- Born: August 26, 1952 Minneapolis, Minnesota, U.S.
- Died: November 26, 2005 (aged 53) Sherman Oaks, California, U.S.
- Genres: Rock, jazz
- Occupation: Musician
- Instrument: Drums
- Formerly of: Jethro Tull

= Mark Craney =

American drummer (1952–2005)

Mark Craney (August 26, 1952 – November 26, 2005) was an American rock and jazz drummer.

==Biography==
Craney grew up in Sioux Falls, South Dakota. His father had played the drums and was a big influence on his musical career. He was a left-handed player. Craney initially played with local bands, beginning with the "Vandals" and later, while living in Vermillion, South Dakota, he played with "Zero Ted".

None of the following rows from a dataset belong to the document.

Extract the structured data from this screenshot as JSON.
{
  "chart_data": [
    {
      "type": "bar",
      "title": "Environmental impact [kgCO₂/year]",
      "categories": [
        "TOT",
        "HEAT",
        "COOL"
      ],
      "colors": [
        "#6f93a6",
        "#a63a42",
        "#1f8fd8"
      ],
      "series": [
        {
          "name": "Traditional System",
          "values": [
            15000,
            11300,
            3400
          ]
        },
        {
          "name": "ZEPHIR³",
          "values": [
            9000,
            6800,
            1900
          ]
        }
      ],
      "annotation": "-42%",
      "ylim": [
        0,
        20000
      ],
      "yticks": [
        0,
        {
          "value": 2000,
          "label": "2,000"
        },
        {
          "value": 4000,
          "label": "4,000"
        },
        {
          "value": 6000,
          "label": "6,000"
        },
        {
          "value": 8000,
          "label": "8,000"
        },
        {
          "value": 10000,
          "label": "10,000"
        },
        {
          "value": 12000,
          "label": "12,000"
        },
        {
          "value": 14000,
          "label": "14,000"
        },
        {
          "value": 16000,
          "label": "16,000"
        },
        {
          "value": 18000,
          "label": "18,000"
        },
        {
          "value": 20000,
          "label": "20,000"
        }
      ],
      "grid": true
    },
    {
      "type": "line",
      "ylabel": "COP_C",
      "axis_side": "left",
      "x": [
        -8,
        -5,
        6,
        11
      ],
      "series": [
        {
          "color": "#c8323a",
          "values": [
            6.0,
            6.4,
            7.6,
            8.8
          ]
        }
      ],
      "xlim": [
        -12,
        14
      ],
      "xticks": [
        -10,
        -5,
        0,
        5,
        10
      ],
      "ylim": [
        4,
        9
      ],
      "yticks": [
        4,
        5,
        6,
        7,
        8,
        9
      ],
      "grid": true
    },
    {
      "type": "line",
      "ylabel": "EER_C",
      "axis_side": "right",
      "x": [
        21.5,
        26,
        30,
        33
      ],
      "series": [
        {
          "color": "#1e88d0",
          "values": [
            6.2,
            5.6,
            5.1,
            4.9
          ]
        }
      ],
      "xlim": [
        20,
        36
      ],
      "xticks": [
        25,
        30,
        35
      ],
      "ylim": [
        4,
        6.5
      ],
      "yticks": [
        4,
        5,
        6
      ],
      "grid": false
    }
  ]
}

He played on Tommy Bolin's last tour in 1976, Gino Vannelli's album Brother to Brother, released in 1978 and the following tour, and with Jean-Luc Ponty on the famous Imaginary Voyage in 1976 as well as the 1980 album Civilized Evil. He also played with the band Jethro Tull from June 1980 to May 1981, on their album A (1980) and its following tour. Craney also appeared on several tracks from Ph.D. In the mid-1990s he was the drummer for Eric Burdon's I band.

Though his resume was impressive, Craney's greatest commercial success was drumming for the Gino Vannelli single "I Just Wanna Stop" which soared to #4 in the US and #1 in Canada.
Craney died of complications from diabetes and pneumonia in Sherman Oaks, California, at the age of 53.